Dictionnaire de Trévoux/6e édition, 1771/DÉGOÛT
DÉGOUT. s. m. Défaut d’appétit, se dit, en Médecine, des alimens que l’on a de la répugnance à prendre. Fastidium, cibi satietas. Il y a des gens qui ont du dégoût pour le vin, pour le sucre, &c. La maladie donne du dégoût pour les meilleures viandes.
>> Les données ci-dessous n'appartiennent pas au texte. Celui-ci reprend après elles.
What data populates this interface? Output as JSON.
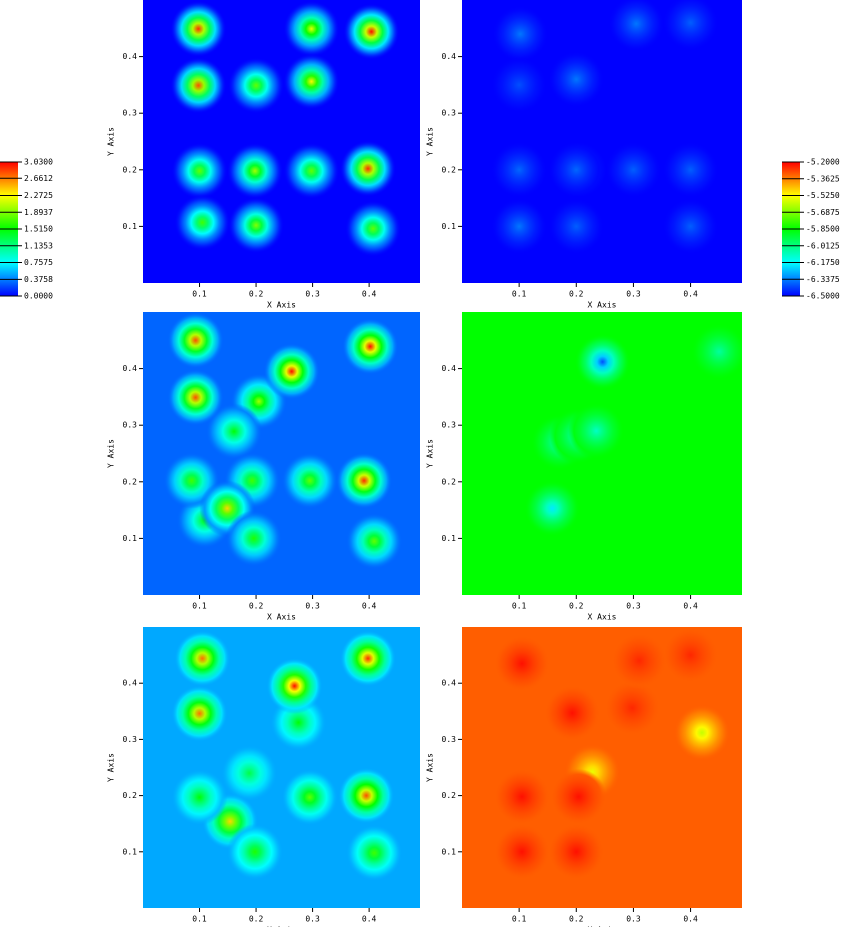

Le dégoût est une maladie de l’estomac, c’est, disent les Médecins, un des principaux symptomes du ventricule. Le dégoût procède du défaut de sensation dans l’orifice supérieur du ventricule : ce défaut est causé par la trop grande abondance d’alimens, par des humeurs crasses & lentes qui sont dans le ventricule, par les alimens gras & visqueux, par l’intempérie chaude ou froide, par l’obstruction des veines lactées, par la suppression des évacuations ordinaires, par l’intermission d’un exercice accoutumé, par le vice des nerfs dont la faculté est abolie ou suspendue, comme dans l’apoplexie, la létargie, &c. Selon Sylvius, par une salive trop grasse & trop visqueuse, ou par une bile trop grasse qui remonte des intestins grêles dans le ventricule. Le dégoût a encore d’autres causes qu’on appelle non naturelles, qui sont la trop grande chaleur de l’air, l’excès dans le dormir, le repos & l’oisiveté, les grands chagrins, le cours de ventre. Toutes ces causes, quand elles sont légères, affoiblissent seulement l’appétit, & causent un léger dégoût. Solterfoth rapporte à ce propos qu’un enfant étant malade d’un grand dégoût, & vomissant tout ce qu’on lui faisoit prendre, remèdes & alimens, il ordonna qu’on lui donnât tout ce qu’il demanderoit ; l’enfant en vit par hasard un autre qui mangeoit des poires toutes vertes encore, il en demanda, on lui en donna une, il la mangea avec beaucoup d’appétit, dès le moment ses vomissemens cessèrent, peu à peu l’appétit lui revint, & il guérit.
☞ Dégoût se dit dans un sens figuré de l’aversion qu’on prend pour les choses ou pour les personnes. Abalienatio, alienatio, fastidium. Témoigner du dégoût pour une personne. Rac. Il a un grand dégoût pour toutes les sciences vaines & conjecturales. Un Chrétien a un grand dégoût pour toutes les vanités du siècle. Cet enfant a du dégoût pour l’étude. Aversari.
☞ Dégoût se prend aussi dans le sens figuré, comme synonyme de chagrin, déplaisir. Ceux qui n’aiment point à flatter, trouvent de grands dégoûts à la Cour. Les voluptés ne sont pas exemptes de dégoût. Satietas voluptatibus non deest. Epicure dégageoit les voluptés des inquiétudes qui les précèdent, & du dégoût qui les suit. S. Evr. C’est une des miséricordes de Dieu, de semer des amertumes & des dégoûts parmi les douceurs trompeuses du mondes Nicol. Les François ne sauroient recevoir un maître sans chagrin, ni demeurer les leurs sans dégoût. S. Evr.